When you sell a home, you owe taxes on your gain-- the difference between what you paid for the home and what you sold it for. But there are some special considerations.

How to Calculate Gain

In real estate, capital gains are based not on what you paid for the home, but on its adjusted cost basis. To calculate this:

  1. Take the purchase price of the home: This is the sale price, not the amount of money you actually contributed at closing.
  2. Add adjustments
  • Cost of purchase--including transfer fee, attorney fee, impections, but not points you paid on the mortgage.
  • Cost of sale--including inspections, attorney's fee, real estate commission, and money you spent to fix up your home just prior to sale.
  • Cost of improvements--including room additions, deck, etc. Not here that improvements do not include repairing replacing something already there, such as putting on a new roof or buying a new mechanical unit.

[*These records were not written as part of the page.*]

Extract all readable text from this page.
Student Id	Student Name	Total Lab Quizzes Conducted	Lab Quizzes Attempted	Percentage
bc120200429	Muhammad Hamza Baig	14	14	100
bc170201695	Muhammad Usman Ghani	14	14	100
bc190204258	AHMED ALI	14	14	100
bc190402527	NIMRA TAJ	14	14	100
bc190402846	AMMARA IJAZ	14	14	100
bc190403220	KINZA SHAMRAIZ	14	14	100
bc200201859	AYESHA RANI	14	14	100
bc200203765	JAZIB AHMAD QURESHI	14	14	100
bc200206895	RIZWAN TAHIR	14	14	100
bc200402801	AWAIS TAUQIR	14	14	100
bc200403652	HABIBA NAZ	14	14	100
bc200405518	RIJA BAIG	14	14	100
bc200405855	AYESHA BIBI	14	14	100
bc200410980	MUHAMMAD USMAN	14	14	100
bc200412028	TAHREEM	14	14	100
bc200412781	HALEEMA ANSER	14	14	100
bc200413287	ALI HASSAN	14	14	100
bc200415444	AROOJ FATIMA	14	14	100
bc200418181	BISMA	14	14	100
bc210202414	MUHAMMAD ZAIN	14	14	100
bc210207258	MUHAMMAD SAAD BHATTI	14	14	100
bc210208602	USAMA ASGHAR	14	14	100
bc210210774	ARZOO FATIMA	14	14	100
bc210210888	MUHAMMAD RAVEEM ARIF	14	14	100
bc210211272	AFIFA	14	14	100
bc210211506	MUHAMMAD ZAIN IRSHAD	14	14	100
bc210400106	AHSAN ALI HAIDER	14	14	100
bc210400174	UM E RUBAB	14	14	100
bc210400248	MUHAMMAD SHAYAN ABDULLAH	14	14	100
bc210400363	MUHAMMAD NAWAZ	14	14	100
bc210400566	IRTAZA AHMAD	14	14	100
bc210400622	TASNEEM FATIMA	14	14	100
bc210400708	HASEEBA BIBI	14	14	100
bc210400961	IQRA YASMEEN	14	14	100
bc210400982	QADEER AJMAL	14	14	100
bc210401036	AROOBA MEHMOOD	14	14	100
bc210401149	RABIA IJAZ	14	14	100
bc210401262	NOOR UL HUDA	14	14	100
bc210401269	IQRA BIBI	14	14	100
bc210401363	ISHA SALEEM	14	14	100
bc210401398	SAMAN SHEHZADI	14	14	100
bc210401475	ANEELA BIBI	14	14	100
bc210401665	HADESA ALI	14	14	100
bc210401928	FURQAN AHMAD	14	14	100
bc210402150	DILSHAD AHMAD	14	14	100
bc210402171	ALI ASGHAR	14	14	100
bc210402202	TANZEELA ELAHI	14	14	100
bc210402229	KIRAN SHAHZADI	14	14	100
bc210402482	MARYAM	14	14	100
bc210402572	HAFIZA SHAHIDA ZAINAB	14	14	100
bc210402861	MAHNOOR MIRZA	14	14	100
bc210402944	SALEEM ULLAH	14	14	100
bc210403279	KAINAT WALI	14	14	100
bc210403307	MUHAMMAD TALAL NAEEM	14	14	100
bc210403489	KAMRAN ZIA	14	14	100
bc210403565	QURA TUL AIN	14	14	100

   3.  The total of this is the adjusted cost basis of your home. 

   4. Subtract this adjusted cost basis from the amount you sell your home for. This is your capital gain.

A Special Real Estate Exemption for Capital Gains

Since 1997, up to $250,000 in capital gains or $500,000 for a married couple on the sale of a home is exempt from taxation if you meet the following criteria:

  • You have lived in the home as your principal residence for two out of the last five years.
  • You have not sold or exhanged another home during the two years preceding the sale.